In considering the ‘avalanche of oral and written submissions’ on the National Minimum Wage Bill, Basic Conditions of Employment Amendment Bill and Labour Relations Amendment Bill, National Assembly Labour Committee members will require more time than originally envisaged if they are to arrive at legislation mitigating the possibility of numerous ‘court hearings’. This, reports Pam Saxby for Legalbrief Policy Watch, was the thrust of yet another Department of Labour press release on nationwide employer briefings largely focusing on minimum wage exemption procedures. It was released yesterday with a separate media statement confirming that, while this year’s ‘workers month’ will still be ‘dedicated’ to the national minimum wage, its theme will be ‘monitoring, enforcement and (the) readiness of the Commission for Conciliation, Mediation and Arbitration’ to deal with related disputes.
Describing all three Bills giving effect to agreements in the National Economic Development and Labour Council (Nedlac) as ‘progressive policy tools’ for eventually guaranteeing ‘a living wage for working people’, the two statements tend to suggest that the department sees the process entailed as a long ‘journey’. With the end objective in mind, the proposed new legislation simply seeks to lay the necessary foundations for ‘addressing wage inequalities’ and ‘strengthening collective bargaining’ over time. These issues will be unpacked during ‘workers month’ at imbizos in each province, which will also ‘discuss’ provisions in the Labour Relations Amendment Bill aimed at facilitating labour market stability by discouraging ‘often long, protracted and violent strikes’.
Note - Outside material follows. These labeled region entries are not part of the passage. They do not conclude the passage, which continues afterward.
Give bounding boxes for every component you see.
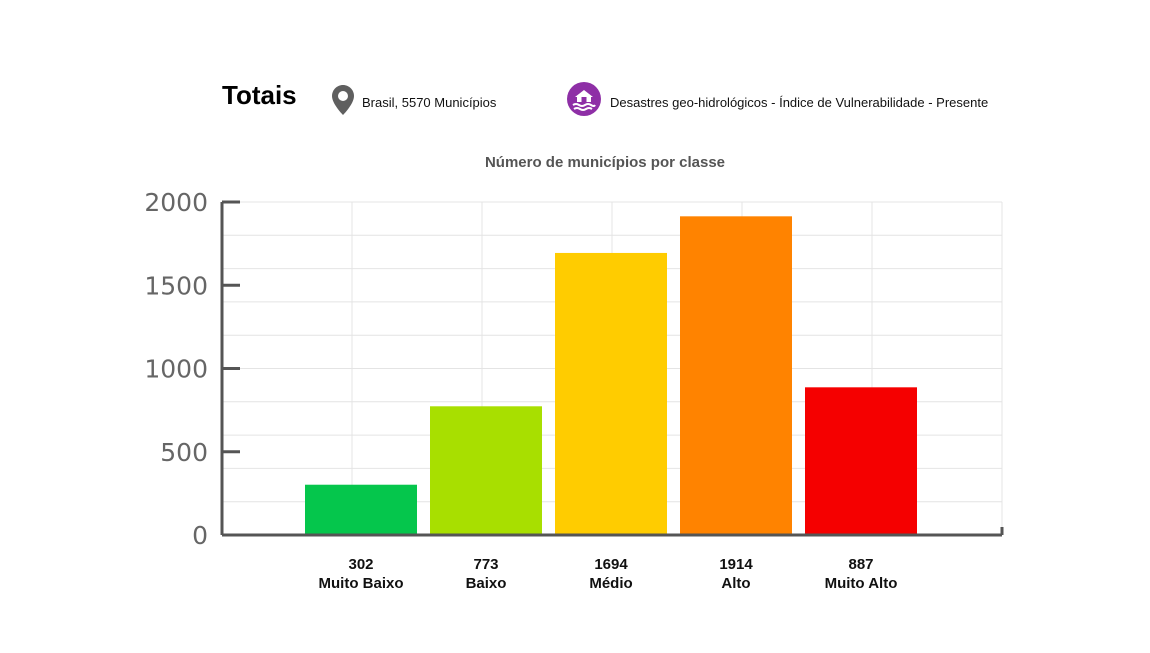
x-tick-label: Médio <box>589 575 632 592</box>
x-tick-label: Alto <box>721 575 750 592</box>
bar-value-label: 1914 <box>719 556 753 573</box>
bar-4[interactable] <box>805 387 917 535</box>
location-label: Brasil, 5570 Municípios <box>362 95 497 110</box>
y-tick-label: 1000 <box>144 355 208 384</box>
bar-value-label: 302 <box>348 556 373 573</box>
x-tick-label: Baixo <box>466 575 507 592</box>
y-tick-label: 2000 <box>144 188 208 217</box>
map-pin-icon <box>332 85 354 115</box>
y-tick-label: 0 <box>192 521 208 550</box>
bar-value-label: 887 <box>848 556 873 573</box>
flood-house-icon <box>567 82 601 116</box>
bar-0[interactable] <box>305 484 417 535</box>
chart-title: Número de municípios por classe <box>485 154 725 171</box>
x-tick-label: Muito Baixo <box>319 575 404 592</box>
bar-2[interactable] <box>555 252 667 535</box>
bar-value-label: 1694 <box>594 556 628 573</box>
y-tick-label: 1500 <box>144 271 208 300</box>
page-title: Totais <box>222 80 297 110</box>
bar-3[interactable] <box>680 216 792 535</box>
hazard-label: Desastres geo-hidrológicos - Índice de V… <box>610 95 989 110</box>
bar-1[interactable] <box>430 406 542 535</box>
y-tick-label: 500 <box>160 438 208 467</box>
x-tick-label: Muito Alto <box>825 575 898 592</box>
bar-value-label: 773 <box>473 556 498 573</box>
Meanwhile, on Tuesday the National Assembly’s Labour Committee will hear ‘extended oral presentations’ on the Bills that could well include input from the South African Federation of Trade Unions (Saftu). As Legalbrief Today has already reported, the powerful new labour federation submitted written comments on the proposed new statues only this week (Polity) – well after the deadline. Since then, two days of public hearings have come and gone. Yesterday, marching on Parliament to call for ‘a living wage’, Saftu members threatened to ‘celebrate’ the federation’s first anniversary by making SA ‘ungovernable’ unless the national minimum wage in its current format is scrapped and ‘fair labour laws’ introduced (Mail & Guardian). A decision on Saftu’s application for Nedlac membership has yet to be announced.